January 4, 2019

Manchester dangles downtown redevelopment carrot

Photo | Contributed
Photo | Contributed
Silk City Coffee at 763 Main St. in Manchester.
HBJ Photo | Steve Laschever
Gary Anderson, Manchester's director of planning and economic development, stands on the town's Main Street corridor, thriving with local shops, restaurants, even a town-owned “coworking” space, he says enhance its small-town charm.

Manchester is offering no-interest loans of $25,000 to $250,000 to entrepreneurs and landlords who invest in improving their downtown commercial spaces.

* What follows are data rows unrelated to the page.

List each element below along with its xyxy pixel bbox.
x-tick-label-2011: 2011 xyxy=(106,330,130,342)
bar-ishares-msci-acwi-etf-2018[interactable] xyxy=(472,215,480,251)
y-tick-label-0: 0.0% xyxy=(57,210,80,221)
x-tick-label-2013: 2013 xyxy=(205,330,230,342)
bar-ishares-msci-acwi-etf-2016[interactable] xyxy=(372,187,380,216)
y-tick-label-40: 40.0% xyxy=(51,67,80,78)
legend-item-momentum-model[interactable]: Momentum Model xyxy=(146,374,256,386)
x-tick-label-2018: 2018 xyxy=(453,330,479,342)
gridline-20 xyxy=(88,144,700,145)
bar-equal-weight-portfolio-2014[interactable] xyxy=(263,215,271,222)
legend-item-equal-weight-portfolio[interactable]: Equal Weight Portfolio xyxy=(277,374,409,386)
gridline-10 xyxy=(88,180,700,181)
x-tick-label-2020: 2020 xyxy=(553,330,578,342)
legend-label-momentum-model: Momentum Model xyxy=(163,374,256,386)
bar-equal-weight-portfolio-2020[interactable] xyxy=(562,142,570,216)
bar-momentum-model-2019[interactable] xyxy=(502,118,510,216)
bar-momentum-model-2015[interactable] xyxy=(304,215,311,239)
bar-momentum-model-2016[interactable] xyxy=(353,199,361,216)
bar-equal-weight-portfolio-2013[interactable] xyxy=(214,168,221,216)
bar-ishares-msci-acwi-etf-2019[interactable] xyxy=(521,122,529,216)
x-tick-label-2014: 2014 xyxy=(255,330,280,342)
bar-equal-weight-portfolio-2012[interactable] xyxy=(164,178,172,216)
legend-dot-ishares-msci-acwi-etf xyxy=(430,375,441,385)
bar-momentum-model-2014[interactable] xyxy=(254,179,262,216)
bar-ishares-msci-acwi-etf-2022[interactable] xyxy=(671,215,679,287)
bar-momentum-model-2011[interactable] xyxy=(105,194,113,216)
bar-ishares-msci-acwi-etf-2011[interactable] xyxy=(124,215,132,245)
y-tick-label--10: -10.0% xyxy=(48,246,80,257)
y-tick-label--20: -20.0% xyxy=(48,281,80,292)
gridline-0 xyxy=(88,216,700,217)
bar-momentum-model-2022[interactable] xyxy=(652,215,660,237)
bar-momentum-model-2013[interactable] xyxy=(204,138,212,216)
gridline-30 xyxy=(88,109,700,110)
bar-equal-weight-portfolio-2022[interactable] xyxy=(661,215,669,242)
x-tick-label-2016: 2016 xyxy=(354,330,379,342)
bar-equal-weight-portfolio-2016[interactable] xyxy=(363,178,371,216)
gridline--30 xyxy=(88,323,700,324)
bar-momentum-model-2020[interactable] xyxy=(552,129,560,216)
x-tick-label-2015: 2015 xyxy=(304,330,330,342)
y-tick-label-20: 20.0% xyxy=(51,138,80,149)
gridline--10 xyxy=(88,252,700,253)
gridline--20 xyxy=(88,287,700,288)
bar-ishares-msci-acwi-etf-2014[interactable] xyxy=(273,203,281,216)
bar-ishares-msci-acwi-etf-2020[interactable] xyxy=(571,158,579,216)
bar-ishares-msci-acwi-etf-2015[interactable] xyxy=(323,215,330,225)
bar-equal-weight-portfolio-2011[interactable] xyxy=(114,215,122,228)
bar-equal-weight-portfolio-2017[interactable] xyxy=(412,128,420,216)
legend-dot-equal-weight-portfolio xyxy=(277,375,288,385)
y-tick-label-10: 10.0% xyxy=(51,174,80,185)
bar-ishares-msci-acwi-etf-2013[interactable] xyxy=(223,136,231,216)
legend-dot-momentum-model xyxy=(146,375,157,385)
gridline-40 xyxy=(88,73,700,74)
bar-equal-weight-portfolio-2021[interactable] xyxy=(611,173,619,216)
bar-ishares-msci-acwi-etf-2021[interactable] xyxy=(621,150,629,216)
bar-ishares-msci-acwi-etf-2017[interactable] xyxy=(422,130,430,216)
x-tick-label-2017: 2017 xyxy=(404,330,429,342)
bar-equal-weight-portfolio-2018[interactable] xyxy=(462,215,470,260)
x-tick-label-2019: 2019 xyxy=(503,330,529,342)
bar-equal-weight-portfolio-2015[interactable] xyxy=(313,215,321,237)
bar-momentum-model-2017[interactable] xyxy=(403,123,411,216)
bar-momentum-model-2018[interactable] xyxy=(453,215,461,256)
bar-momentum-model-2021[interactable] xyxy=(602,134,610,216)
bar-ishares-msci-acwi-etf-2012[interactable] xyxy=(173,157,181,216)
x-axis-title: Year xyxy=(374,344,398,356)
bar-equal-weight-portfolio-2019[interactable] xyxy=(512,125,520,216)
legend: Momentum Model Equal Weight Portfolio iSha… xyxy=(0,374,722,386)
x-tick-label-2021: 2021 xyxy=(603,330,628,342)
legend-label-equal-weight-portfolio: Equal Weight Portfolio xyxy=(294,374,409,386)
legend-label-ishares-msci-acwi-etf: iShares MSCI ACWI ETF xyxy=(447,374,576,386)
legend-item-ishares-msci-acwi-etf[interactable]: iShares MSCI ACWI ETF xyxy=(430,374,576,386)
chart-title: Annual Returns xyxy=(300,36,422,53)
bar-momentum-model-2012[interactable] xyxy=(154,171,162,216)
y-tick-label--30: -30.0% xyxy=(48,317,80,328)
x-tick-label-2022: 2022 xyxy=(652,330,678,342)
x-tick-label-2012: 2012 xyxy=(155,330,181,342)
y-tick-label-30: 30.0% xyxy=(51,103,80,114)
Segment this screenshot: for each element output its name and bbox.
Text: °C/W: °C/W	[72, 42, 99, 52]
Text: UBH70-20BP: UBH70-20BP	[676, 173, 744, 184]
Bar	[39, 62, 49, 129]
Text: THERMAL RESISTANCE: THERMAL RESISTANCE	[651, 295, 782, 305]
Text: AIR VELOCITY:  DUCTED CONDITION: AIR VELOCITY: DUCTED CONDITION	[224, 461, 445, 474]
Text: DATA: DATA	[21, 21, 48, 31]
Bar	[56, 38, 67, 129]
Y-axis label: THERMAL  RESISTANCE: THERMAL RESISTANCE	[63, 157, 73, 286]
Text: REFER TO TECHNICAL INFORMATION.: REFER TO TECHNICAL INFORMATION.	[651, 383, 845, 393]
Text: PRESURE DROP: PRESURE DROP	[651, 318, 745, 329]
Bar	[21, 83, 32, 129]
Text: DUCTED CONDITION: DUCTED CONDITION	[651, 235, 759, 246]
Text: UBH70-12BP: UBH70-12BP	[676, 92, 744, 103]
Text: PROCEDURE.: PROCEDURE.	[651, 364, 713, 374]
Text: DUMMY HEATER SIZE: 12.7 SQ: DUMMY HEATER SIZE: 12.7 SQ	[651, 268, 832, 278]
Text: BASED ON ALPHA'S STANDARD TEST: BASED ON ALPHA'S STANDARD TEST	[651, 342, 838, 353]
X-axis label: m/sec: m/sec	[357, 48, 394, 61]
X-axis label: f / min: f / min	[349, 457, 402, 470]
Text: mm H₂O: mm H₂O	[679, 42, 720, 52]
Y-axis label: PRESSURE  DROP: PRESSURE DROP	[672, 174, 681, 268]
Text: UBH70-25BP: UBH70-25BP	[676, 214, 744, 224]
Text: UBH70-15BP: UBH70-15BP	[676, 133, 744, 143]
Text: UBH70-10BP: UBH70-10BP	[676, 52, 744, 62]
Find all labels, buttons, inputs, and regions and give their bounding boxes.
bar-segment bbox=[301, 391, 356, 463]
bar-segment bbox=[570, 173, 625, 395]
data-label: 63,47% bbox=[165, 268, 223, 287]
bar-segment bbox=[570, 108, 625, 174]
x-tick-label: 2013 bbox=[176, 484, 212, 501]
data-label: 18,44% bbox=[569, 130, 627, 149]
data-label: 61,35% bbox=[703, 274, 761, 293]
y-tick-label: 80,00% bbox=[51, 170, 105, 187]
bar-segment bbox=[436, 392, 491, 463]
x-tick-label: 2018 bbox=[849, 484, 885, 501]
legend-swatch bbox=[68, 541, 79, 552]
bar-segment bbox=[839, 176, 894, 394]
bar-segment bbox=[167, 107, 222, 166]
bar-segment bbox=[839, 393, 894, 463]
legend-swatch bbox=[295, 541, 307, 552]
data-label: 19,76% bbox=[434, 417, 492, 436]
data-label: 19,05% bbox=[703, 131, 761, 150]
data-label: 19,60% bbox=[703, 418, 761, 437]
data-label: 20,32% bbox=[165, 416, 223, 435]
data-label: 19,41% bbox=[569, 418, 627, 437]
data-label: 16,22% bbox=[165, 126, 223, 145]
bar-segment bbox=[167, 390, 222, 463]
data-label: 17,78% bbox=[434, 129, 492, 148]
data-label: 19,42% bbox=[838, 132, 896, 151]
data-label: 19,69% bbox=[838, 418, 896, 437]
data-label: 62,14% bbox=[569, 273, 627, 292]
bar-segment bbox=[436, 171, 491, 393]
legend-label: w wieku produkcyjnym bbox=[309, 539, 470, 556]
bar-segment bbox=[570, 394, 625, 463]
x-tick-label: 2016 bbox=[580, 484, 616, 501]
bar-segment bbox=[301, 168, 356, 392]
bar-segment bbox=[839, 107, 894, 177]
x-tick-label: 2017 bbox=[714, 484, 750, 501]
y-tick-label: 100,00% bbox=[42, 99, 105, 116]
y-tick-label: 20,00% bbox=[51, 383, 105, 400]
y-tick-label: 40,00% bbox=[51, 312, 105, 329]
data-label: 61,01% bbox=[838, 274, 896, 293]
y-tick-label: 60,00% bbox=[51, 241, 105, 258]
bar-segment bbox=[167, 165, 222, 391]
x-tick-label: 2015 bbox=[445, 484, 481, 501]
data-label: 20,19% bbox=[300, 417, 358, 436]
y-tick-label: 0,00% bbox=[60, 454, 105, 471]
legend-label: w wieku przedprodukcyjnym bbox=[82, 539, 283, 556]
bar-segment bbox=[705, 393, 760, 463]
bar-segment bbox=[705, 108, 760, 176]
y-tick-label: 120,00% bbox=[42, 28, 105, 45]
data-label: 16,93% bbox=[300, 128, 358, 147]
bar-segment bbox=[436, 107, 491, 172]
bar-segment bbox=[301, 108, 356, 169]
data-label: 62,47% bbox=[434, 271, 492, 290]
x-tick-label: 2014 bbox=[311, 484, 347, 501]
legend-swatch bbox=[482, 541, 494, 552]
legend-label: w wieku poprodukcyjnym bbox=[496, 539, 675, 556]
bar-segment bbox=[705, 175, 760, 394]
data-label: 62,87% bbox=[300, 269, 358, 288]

Town officials say the program is intended for current or potential downtown property owners with rehabilitation plans that transform not only their properties but collectively elevate the appeal of downtown as a whole as part of its "Downtown 2020'' initiative.

The "gap financing'' the town offers could trigger an outpouring of complementary private investment since all of downtown Manchester has been tagged one of Connecticut's 72 federally designated "opportunity zones.'' OZ investors can shield their capital gains from federal taxes for investing in the zones.

"Downtown is the heart of the Manchester community and we are excited to launch this initiative to make it even better,'' Mayor Jay Moran said.

Gary Anderson, the town's director of planning and economic development, said the town has earmarked a portion of the revenues from its landfill operations to fund the loans borrowers combine with other funding sources to satisfy building fire and health code issues, or upgrade them to accommodate new uses.

The loan pool is limited to a total of $750,000, with funds available this year and next, or until the pool is exhausted, Anderson said. Loan applications will be reviewed on a first-come-first-served basis.

Loans are repayable over 10 years, but, under special circumstances, a portion of the loan can be transferred to a grant, officials said.

Don DuBaldo, who chairs Manchester's Downtown Special Services District Board of Commissioners, said that "obtaining conventional financing for these historic buildings has been a challenge for years and we believe this 'gap financing' will be a big help."